Saturday, May 22, 2010

How to Reduce Your Auto Loan Interest Rate

How to Reduce Your Auto Loan Interest Rate

Car loan interest rates vary greatly and are based on a number of criteria, including your credit history and rating, down payment, type of vehicle purchased, and whether it is new or used. If your current auto financing arrangement offers unfavorable terms, you may be able to obtain a better rate by refinancing your car loan, with possible savings of hundreds of dollars over the life of your loan.

Instructions

Instructions

    1

    Before seeking new auto financing, pull out your current agreement to review various clauses contained within it. Determine whether there are prepayment penalties and, if so, what it would cost you to pay off the loan early.

    Some lenders simply charge a percentage fee based on the outstanding loan balance. For example, if you owe $7000 on your car loan and the prepayment penalty is 1%, then you would be charged $70 by your financing company.
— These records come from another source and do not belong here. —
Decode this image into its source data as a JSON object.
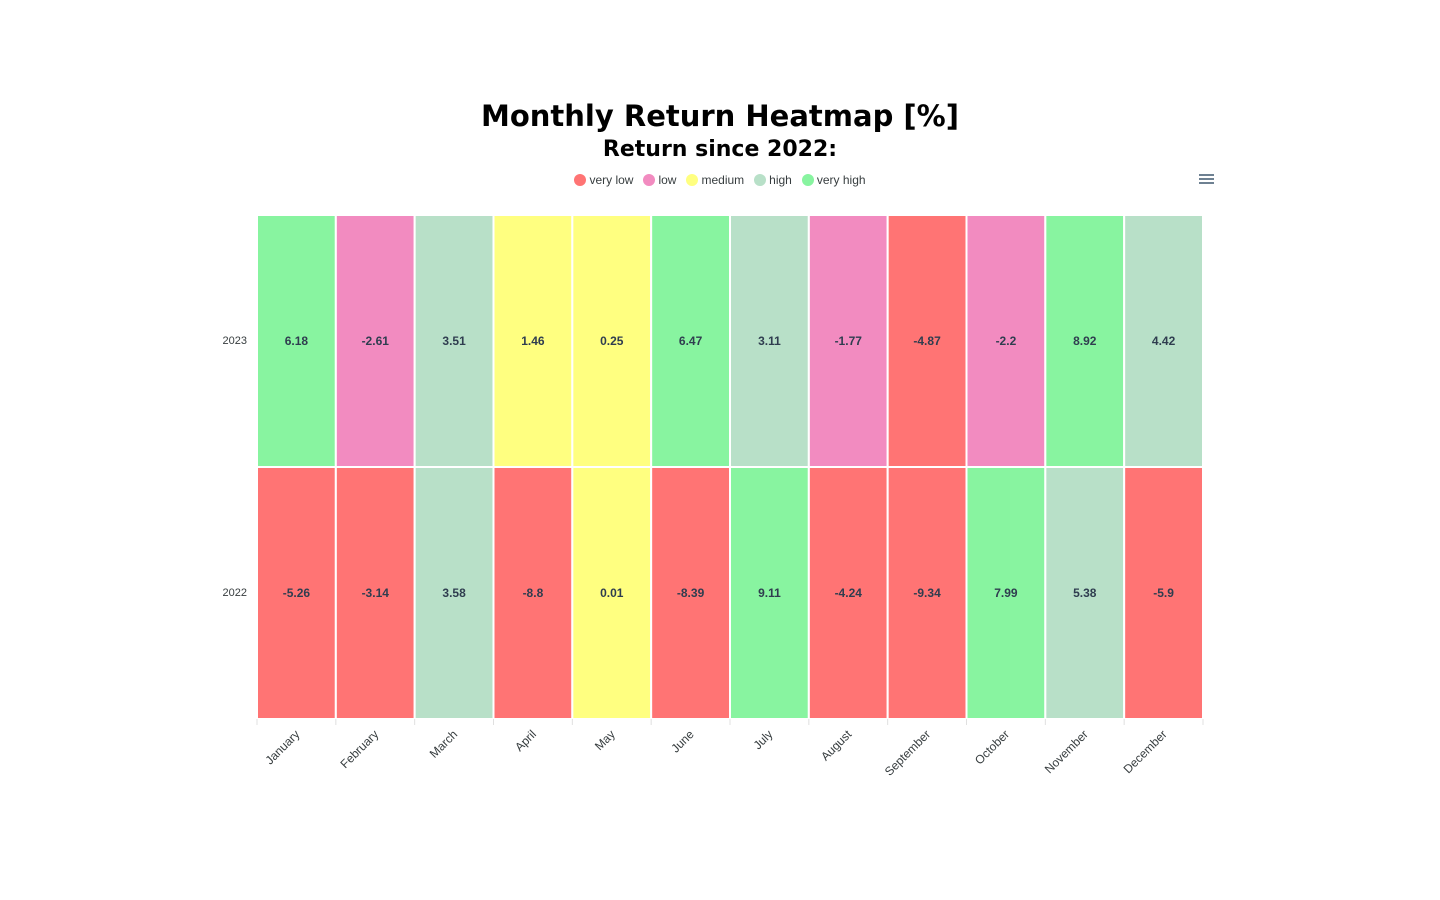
{
  "chart_data": {
    "type": "heatmap",
    "title": "Monthly Return Heatmap [%]",
    "subtitle": "Return since 2022:",
    "categories": [
      "January",
      "February",
      "March",
      "April",
      "May",
      "June",
      "July",
      "August",
      "September",
      "October",
      "November",
      "December"
    ],
    "series": [
      {
        "name": "2023",
        "values": [
          6.18,
          -2.61,
          3.51,
          1.46,
          0.25,
          6.47,
          3.11,
          -1.77,
          -4.87,
          -2.2,
          8.92,
          4.42
        ]
      },
      {
        "name": "2022",
        "values": [
          -5.26,
          -3.14,
          3.58,
          -8.8,
          0.01,
          -8.39,
          9.11,
          -4.24,
          -9.34,
          7.99,
          5.38,
          -5.9
        ]
      }
    ],
    "legend": {
      "placement": "top-center",
      "entries": [
        {
          "label": "very low",
          "color": "#ff7474"
        },
        {
          "label": "low",
          "color": "#f28bc0"
        },
        {
          "label": "medium",
          "color": "#ffff80"
        },
        {
          "label": "high",
          "color": "#b8e0c8"
        },
        {
          "label": "very high",
          "color": "#88f4a0"
        }
      ]
    },
    "color_ranges": [
      {
        "label": "very low",
        "from": -100,
        "to": -3
      },
      {
        "label": "low",
        "from": -3,
        "to": -1
      },
      {
        "label": "medium",
        "from": -1,
        "to": 2
      },
      {
        "label": "high",
        "from": 2,
        "to": 6
      },
      {
        "label": "very high",
        "from": 6,
        "to": 100
      }
    ]
  },
  "colors": {
    "very_low": "#ff7474",
    "low": "#f28bc0",
    "medium": "#ffff80",
    "high": "#b8e0c8",
    "very_high": "#88f4a0",
    "label_text": "#2f3d4f",
    "axis_text": "#373d3f"
  },
  "toolbar": {
    "menu_icon": "hamburger-menu-icon"
  }
}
If this amount is more than you would save through refinancing, you may not want to refinance.

    Other loan agreements contain what is called the rule of 78s, under which interest charges are front loaded. With this type of loan arrangement, which is not as common as it once was, your first payments go toward interest only, with subsequent payments designed to reduce the principle. Most states restrict this practice or allow it only on short-term loans.
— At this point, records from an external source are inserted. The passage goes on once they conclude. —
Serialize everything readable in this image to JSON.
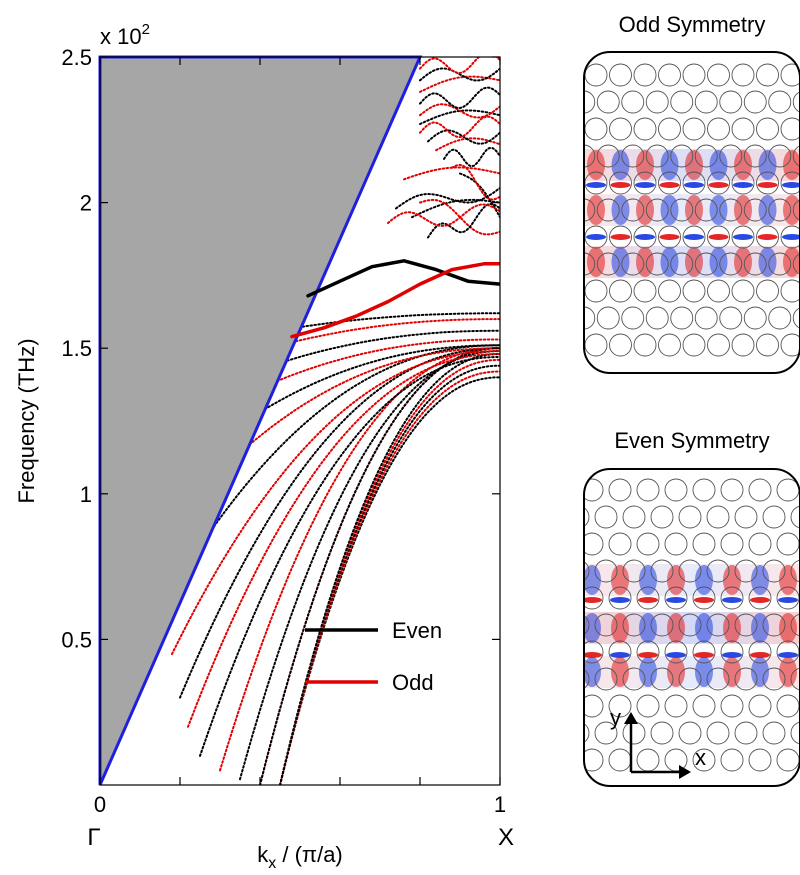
{
  "chart_data": [
    {
      "type": "line",
      "xlabel_main": "k",
      "xlabel_sub": "x",
      "xlabel_rest": " / (π/a)",
      "ylabel": "Frequency (THz)",
      "multiplier": {
        "prefix": "x 10",
        "exponent": "2"
      },
      "xlim": [
        0,
        1
      ],
      "ylim": [
        0,
        2.5
      ],
      "x_ticks": [
        0,
        0.2,
        0.4,
        0.6,
        0.8,
        1
      ],
      "x_tick_labels": [
        {
          "x": 0,
          "text": "0"
        },
        {
          "x": 1,
          "text": "1"
        }
      ],
      "x_point_labels": [
        {
          "x": 0,
          "text": "Γ"
        },
        {
          "x": 1,
          "text": "X"
        }
      ],
      "y_ticks": [
        0.5,
        1,
        1.5,
        2,
        2.5
      ],
      "y_tick_labels": [
        "0.5",
        "1",
        "1.5",
        "2",
        "2.5"
      ],
      "light_cone": {
        "x": [
          0,
          0,
          0.8
        ],
        "y": [
          0,
          2.5,
          2.5
        ],
        "fill": "#a6a6a6",
        "edge": "#1f1fe0"
      },
      "legend": {
        "placement": "bottom-right",
        "entries": [
          {
            "label": "Even",
            "color": "#000000"
          },
          {
            "label": "Odd",
            "color": "#e00000"
          }
        ]
      },
      "series": [
        {
          "name": "Even",
          "color": "#000000",
          "x": [
            0.52,
            0.6,
            0.68,
            0.76,
            0.84,
            0.92,
            1.0
          ],
          "y": [
            1.68,
            1.73,
            1.78,
            1.8,
            1.77,
            1.73,
            1.72
          ]
        },
        {
          "name": "Odd",
          "color": "#e00000",
          "x": [
            0.48,
            0.56,
            0.64,
            0.72,
            0.8,
            0.88,
            0.96,
            1.0
          ],
          "y": [
            1.54,
            1.57,
            1.61,
            1.66,
            1.72,
            1.77,
            1.79,
            1.79
          ]
        }
      ]
    },
    {
      "type": "heatmap",
      "title": "Odd Symmetry"
    },
    {
      "type": "heatmap",
      "title": "Even Symmetry",
      "axis_labels": {
        "x": "x",
        "y": "y"
      }
    }
  ]
}
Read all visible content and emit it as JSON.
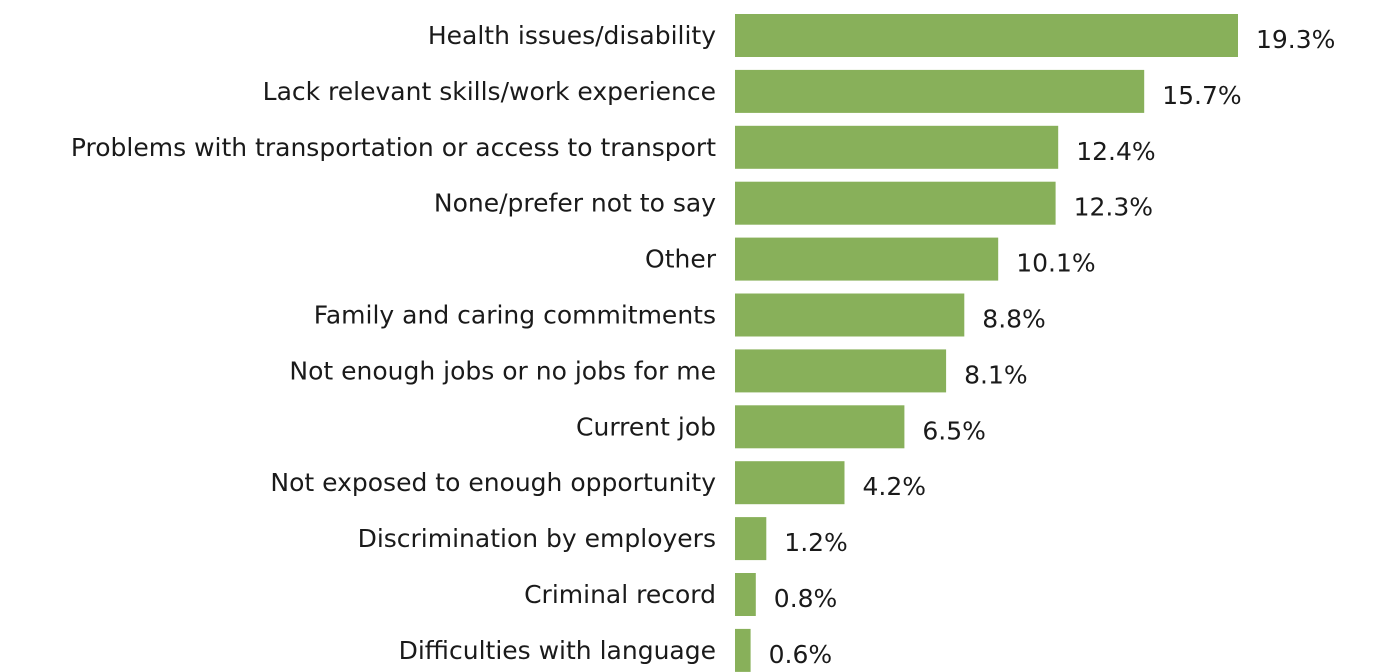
{
  "chart_data": {
    "type": "bar",
    "orientation": "horizontal",
    "title": "",
    "xlabel": "",
    "ylabel": "",
    "grid": false,
    "legend": "none",
    "bar_color": "#88b05a",
    "categories": [
      "Health issues/disability",
      "Lack relevant skills/work experience",
      "Problems with transportation or access to transport",
      "None/prefer not to say",
      "Other",
      "Family and caring commitments",
      "Not enough jobs or no jobs for me",
      "Current job",
      "Not exposed to enough opportunity",
      "Discrimination by employers",
      "Criminal record",
      "Difficulties with language"
    ],
    "values": [
      19.3,
      15.7,
      12.4,
      12.3,
      10.1,
      8.8,
      8.1,
      6.5,
      4.2,
      1.2,
      0.8,
      0.6
    ],
    "value_labels": [
      "19.3%",
      "15.7%",
      "12.4%",
      "12.3%",
      "10.1%",
      "8.8%",
      "8.1%",
      "6.5%",
      "4.2%",
      "1.2%",
      "0.8%",
      "0.6%"
    ],
    "xlim": [
      0,
      19.3
    ]
  }
}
    Finally, some car loans are precomputed and interest and principle payments must be paid, though no prepayment penalty are charged. In effect, when you pay off this type of loan early, you pay the same amount even if the interest charges have yet to accumulate.

    2

    Compare price quotes and offers. Now that you know what prepayment penalties you may face, do not allow that information stop you from pursuing refinancing. It does not cost you to look, but it may cost you dearly if you continue to pay your current lender's high interest rate by ignoring better terms.
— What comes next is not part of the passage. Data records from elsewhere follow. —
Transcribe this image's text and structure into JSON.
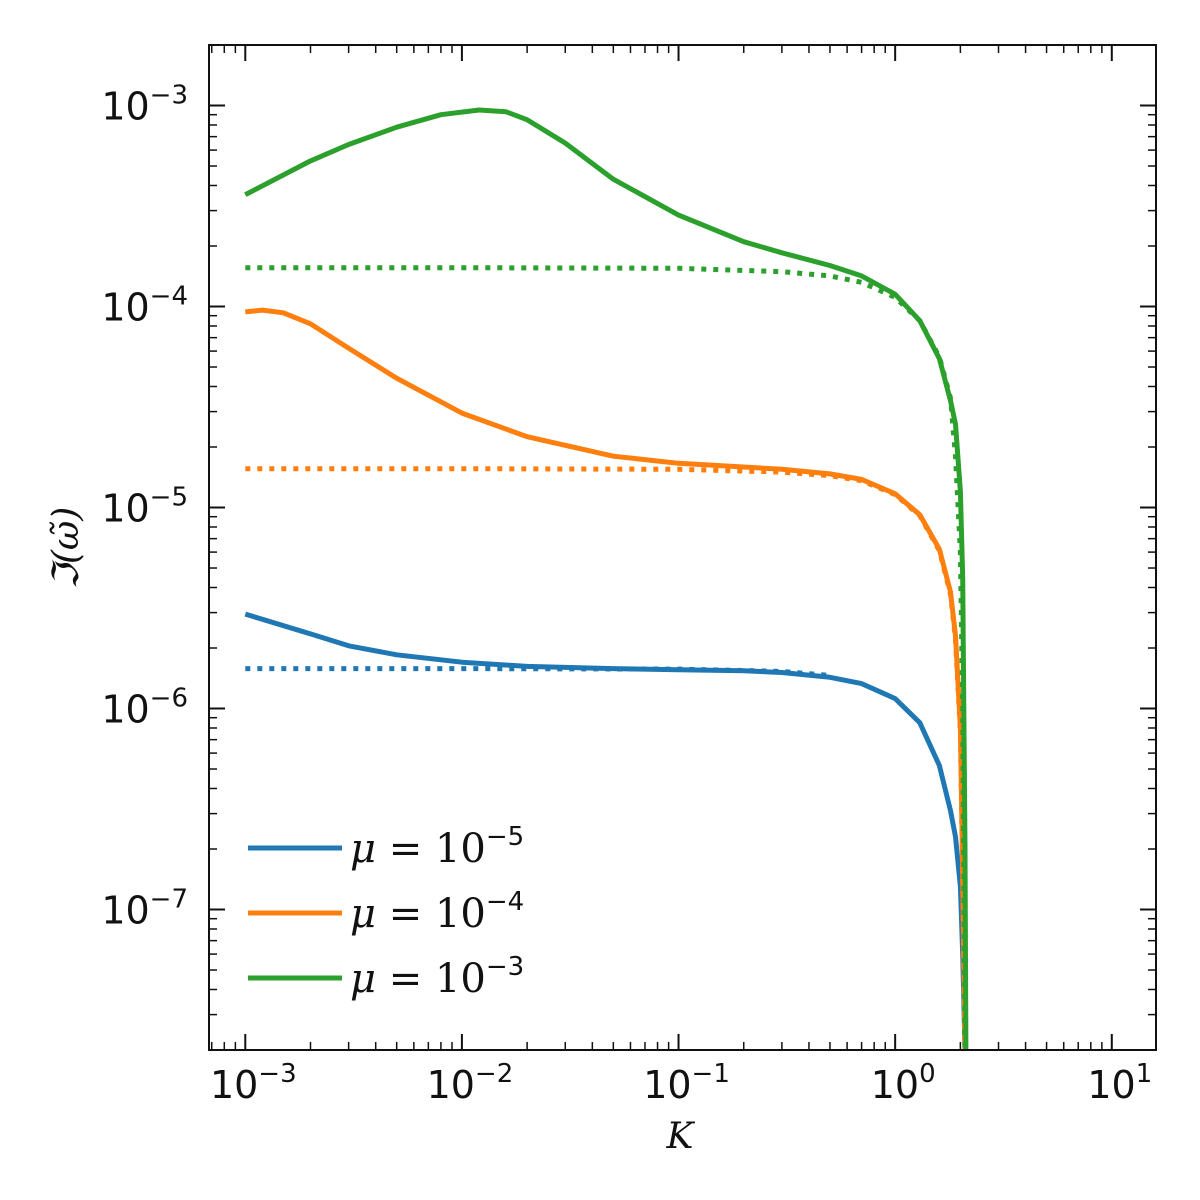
{
  "chart_data": {
    "type": "line",
    "xlabel": "K",
    "ylabel": "ℑ(ω̃)",
    "xscale": "log",
    "yscale": "log",
    "xlim": [
      0.00068,
      16
    ],
    "ylim": [
      2e-08,
      0.002
    ],
    "x_ticks": [
      {
        "base": "10",
        "exp": "−3"
      },
      {
        "base": "10",
        "exp": "−2"
      },
      {
        "base": "10",
        "exp": "−1"
      },
      {
        "base": "10",
        "exp": "0"
      },
      {
        "base": "10",
        "exp": "1"
      }
    ],
    "y_ticks": [
      {
        "base": "10",
        "exp": "−7"
      },
      {
        "base": "10",
        "exp": "−6"
      },
      {
        "base": "10",
        "exp": "−5"
      },
      {
        "base": "10",
        "exp": "−4"
      },
      {
        "base": "10",
        "exp": "−3"
      }
    ],
    "legend_placement": "lower-left",
    "series": [
      {
        "name": "μ = 10−5",
        "legend_prefix": "μ",
        "legend_eq": " = 10",
        "legend_exp": "−5",
        "color": "#1f77b4",
        "style": "solid",
        "x": [
          0.001,
          0.002,
          0.003,
          0.005,
          0.01,
          0.02,
          0.05,
          0.1,
          0.2,
          0.3,
          0.5,
          0.7,
          1.0,
          1.3,
          1.6,
          1.8,
          1.9,
          2.0,
          2.05,
          2.1
        ],
        "y": [
          2.95e-06,
          2.35e-06,
          2.05e-06,
          1.85e-06,
          1.7e-06,
          1.62e-06,
          1.58e-06,
          1.56e-06,
          1.54e-06,
          1.51e-06,
          1.43e-06,
          1.33e-06,
          1.12e-06,
          8.5e-07,
          5.2e-07,
          3.1e-07,
          2.3e-07,
          1.3e-07,
          6e-08,
          2e-08
        ]
      },
      {
        "name": "",
        "color": "#1f77b4",
        "style": "dotted",
        "x": [
          0.001,
          0.01,
          0.1,
          0.3,
          0.5
        ],
        "y": [
          1.58e-06,
          1.58e-06,
          1.57e-06,
          1.53e-06,
          1.46e-06
        ]
      },
      {
        "name": "μ = 10−4",
        "legend_prefix": "μ",
        "legend_eq": " = 10",
        "legend_exp": "−4",
        "color": "#ff7f0e",
        "style": "solid",
        "x": [
          0.001,
          0.0012,
          0.0015,
          0.002,
          0.003,
          0.005,
          0.01,
          0.02,
          0.05,
          0.1,
          0.2,
          0.3,
          0.5,
          0.7,
          1.0,
          1.3,
          1.6,
          1.8,
          1.9,
          2.0,
          2.05,
          2.1
        ],
        "y": [
          9.4e-05,
          9.6e-05,
          9.3e-05,
          8.2e-05,
          6.2e-05,
          4.4e-05,
          2.95e-05,
          2.25e-05,
          1.8e-05,
          1.66e-05,
          1.59e-05,
          1.55e-05,
          1.47e-05,
          1.38e-05,
          1.17e-05,
          9.2e-06,
          6.2e-06,
          3.8e-06,
          2.3e-06,
          8e-07,
          1.5e-07,
          2e-08
        ]
      },
      {
        "name": "",
        "color": "#ff7f0e",
        "style": "dotted",
        "x": [
          0.001,
          0.01,
          0.1,
          0.3,
          0.5,
          0.7,
          1.0,
          1.3,
          1.6,
          1.8,
          1.9,
          2.0,
          2.05,
          2.1
        ],
        "y": [
          1.56e-05,
          1.56e-05,
          1.55e-05,
          1.5e-05,
          1.44e-05,
          1.36e-05,
          1.16e-05,
          9.1e-06,
          6.1e-06,
          3.7e-06,
          2.2e-06,
          7.5e-07,
          1.4e-07,
          2e-08
        ]
      },
      {
        "name": "μ = 10−3",
        "legend_prefix": "μ",
        "legend_eq": " = 10",
        "legend_exp": "−3",
        "color": "#2ca02c",
        "style": "solid",
        "x": [
          0.001,
          0.002,
          0.003,
          0.005,
          0.008,
          0.012,
          0.016,
          0.02,
          0.03,
          0.05,
          0.1,
          0.2,
          0.3,
          0.5,
          0.7,
          1.0,
          1.3,
          1.6,
          1.8,
          1.9,
          2.0,
          2.05,
          2.1,
          2.12
        ],
        "y": [
          0.00036,
          0.00053,
          0.00064,
          0.00078,
          0.0009,
          0.00095,
          0.00093,
          0.00085,
          0.00065,
          0.00043,
          0.000285,
          0.00021,
          0.000185,
          0.00016,
          0.000142,
          0.000115,
          8.5e-05,
          5.5e-05,
          3.4e-05,
          2.6e-05,
          1.2e-05,
          4.5e-06,
          2e-07,
          2e-08
        ]
      },
      {
        "name": "",
        "color": "#2ca02c",
        "style": "dotted",
        "x": [
          0.001,
          0.01,
          0.1,
          0.3,
          0.5,
          0.7,
          1.0,
          1.3,
          1.6,
          1.8,
          1.9,
          2.0,
          2.05,
          2.1
        ],
        "y": [
          0.000156,
          0.000156,
          0.000155,
          0.000149,
          0.000142,
          0.000132,
          0.000111,
          8.5e-05,
          5.6e-05,
          3.5e-05,
          1.8e-05,
          6e-06,
          1e-06,
          2e-08
        ]
      }
    ]
  }
}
    Visit price quote sites such as LendingTree.com to obtain compare auto loan rates. If you bought your car new and have had it only for a few months, you still may be able to get a new car loan rate. Otherwise, plug in the data for your now used car and see what offers are available. Use the onsite comparison calculator to compare loan offers, then use the same calculator to compare the best offer with your current loan. Add in prepayment penalties and fees to get a true picture of your savings.

    3

    Accept the best offer. If you can save money after considering any prepayment penalties or other fees, then consider switching lenders.

    Your new lender may pay off your current car loan itself or issue you a check to you, which you can use to close the previous loan. In any case, send future monthly payments to your new lender and inform your auto insurer of the new lien holder.